Cell senescence is also activated by mitogens. Mitogens are chemical substances which stimulate cells to divide. So how does a cell that’s receiving signals to divide, stop dividing? The answer is rooted in that fact that overexpressed, chronic mitogens are very imbalanced. This imbalance activates oncogene induced senescence. The oncogenic (tumor) form of H-RAS stimulates the MAPK signalling pathway, which activates cell senescence. This result in the change of chromatin structure as cell senescence increases the amount of heterochromatin.
Factors leading to the activation of cell senescence. Creative Commons Attribution 2.0 Generic – Retrieved March 1, 2018. Source: When cells get stressed: an integrative view of cellular senescence. J Clin Invest. 2004;113(1):4-7. doi:10.1172/JCI20750.
Our body maintains CS by maintaining/establishing the p53/p21 pathway or the p16INK41/pb. Both of these pathways are tumor suppressive pathways and they both implement widespread changes in gene expression, activate cyclin dependent kinase inhibitors and are negative regulators the of cell cycle. The chronic activation of these pathways results in cell senescence induced growth arrest.
- Tumor growth.
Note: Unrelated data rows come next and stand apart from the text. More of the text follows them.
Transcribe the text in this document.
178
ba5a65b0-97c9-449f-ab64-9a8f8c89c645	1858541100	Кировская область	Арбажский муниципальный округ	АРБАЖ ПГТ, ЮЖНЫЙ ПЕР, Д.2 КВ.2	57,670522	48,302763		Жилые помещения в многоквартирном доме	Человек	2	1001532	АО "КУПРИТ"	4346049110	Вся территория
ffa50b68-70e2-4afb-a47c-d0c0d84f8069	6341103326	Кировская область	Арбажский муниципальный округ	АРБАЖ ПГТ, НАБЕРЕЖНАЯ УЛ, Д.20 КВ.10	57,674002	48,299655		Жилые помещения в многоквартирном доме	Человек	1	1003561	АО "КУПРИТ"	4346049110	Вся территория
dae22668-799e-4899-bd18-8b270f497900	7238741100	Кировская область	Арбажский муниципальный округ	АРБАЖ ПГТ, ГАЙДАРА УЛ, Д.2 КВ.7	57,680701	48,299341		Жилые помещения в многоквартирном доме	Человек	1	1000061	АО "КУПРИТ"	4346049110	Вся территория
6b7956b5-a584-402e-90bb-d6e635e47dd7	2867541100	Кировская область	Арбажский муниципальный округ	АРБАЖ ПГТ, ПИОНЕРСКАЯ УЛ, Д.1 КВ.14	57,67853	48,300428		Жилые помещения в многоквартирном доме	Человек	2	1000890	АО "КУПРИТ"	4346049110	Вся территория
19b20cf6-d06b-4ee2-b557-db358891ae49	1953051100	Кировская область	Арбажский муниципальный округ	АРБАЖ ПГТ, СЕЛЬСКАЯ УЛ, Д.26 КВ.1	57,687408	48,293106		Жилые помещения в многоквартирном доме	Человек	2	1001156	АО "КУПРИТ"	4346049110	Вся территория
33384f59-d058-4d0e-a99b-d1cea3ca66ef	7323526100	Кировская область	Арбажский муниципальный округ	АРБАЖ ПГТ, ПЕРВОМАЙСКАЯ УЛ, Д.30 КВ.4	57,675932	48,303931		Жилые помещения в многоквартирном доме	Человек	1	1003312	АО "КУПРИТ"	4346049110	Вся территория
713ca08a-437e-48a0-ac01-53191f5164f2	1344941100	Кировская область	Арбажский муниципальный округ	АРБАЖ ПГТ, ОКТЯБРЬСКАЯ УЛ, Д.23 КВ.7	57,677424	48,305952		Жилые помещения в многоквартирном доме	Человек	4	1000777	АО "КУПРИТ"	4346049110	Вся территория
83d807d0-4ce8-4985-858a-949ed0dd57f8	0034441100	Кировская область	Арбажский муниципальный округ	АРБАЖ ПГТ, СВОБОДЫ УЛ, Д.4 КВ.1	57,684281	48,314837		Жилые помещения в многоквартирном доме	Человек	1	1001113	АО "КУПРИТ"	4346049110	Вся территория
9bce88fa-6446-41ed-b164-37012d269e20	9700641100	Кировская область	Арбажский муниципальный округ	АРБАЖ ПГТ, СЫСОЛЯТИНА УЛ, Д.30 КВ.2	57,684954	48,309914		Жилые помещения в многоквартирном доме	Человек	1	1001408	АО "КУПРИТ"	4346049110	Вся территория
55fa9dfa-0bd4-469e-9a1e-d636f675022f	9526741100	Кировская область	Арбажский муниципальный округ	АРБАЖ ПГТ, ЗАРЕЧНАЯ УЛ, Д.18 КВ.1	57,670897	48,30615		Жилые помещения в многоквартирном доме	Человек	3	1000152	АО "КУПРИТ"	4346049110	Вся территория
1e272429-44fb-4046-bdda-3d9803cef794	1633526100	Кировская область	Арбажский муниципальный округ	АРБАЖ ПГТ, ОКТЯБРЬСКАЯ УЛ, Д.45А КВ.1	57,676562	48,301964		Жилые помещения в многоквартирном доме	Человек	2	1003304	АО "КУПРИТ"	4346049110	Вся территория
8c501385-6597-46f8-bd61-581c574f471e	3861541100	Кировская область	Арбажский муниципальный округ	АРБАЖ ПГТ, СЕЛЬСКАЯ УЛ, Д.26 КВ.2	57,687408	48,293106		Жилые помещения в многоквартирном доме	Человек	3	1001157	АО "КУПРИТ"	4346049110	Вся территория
Evidence in xenograft studies has demonstrated that cell senescence stimulated tumour growth in mice. In mice with comprised immune systems, fibroblasts stimulated the proliferation of mice and human epithalamia tumour cells in tissues.
- Cancer development. SASP`s stimulated malignant phenotypes in culture. In this study, epithelia cells transformed into mesenchymal cells. This transition resulted in the development of metastatic cancer.
- Leukocyte production. CS may promote cancer initiation considering that SASP`s cause inflammation. This study demonstrated that SASPs stimulated the production leukocytes. Leukocytes are reactive toxic moieties that cause DNA damage.
- Cell senescence drives degenerative and hyperplastic pathologic cellular changes. Degenerative cellular changes affect tissues and organs, causing them to deteriorate over time, while hyperplastic changes increase cell sizes and populations which cause organs to enlarge.
- Tumor suppression. Cell senescence supresses the development and spread of cancer. How this was found: P21, which is a protein found in both mice and humans, inhibits cell divisions in cells that express a RAS tumor gene.
- Immune clearance. Senescent cells elicit inflammation. Inflammation attracts immune cells, which includes destructive leukocytes of the innate immune system. Therefore, cell senescence suppress tumorigenesis by implementing cell growth arrest. Cell senescence accomplishes this by stimulating the immune system to pick out oncogene expressing premalignant or malignant cells.
- Tissue repair. This was demonstrated in a study involving a mouse with acute liver injury. The injury induced the senescence of hepatic cells, which were eventually cleared by the immune system. Where the injury was preformed, low levels of fibrosis was observed.
Cell senescence results in arrested cellular growth, changes in gene expression and chromatin organization. It is often initiated by dysfunctional telomeres, genomic damage, cellular oxidation and mitogenic signals. Our body maintains a state of senescence via the p53/p21 or p16INK41/pb pathway, which are both tumor suppressive pathways. The downfalls of the cell senescence are that it results in tutor growth, cancer development, leukocyte production and drives both degenerative and hyperplastic pathology. The bright side includes tumor suppression, immune clearance and tissue repair.
Considering all aspects of this process it is safe to say that the effects of cell senescence within the tumour microenvironment is complex and highly dependent on the physiological context. So how bad can it really be? Sometimes you just gotta take the good with bad.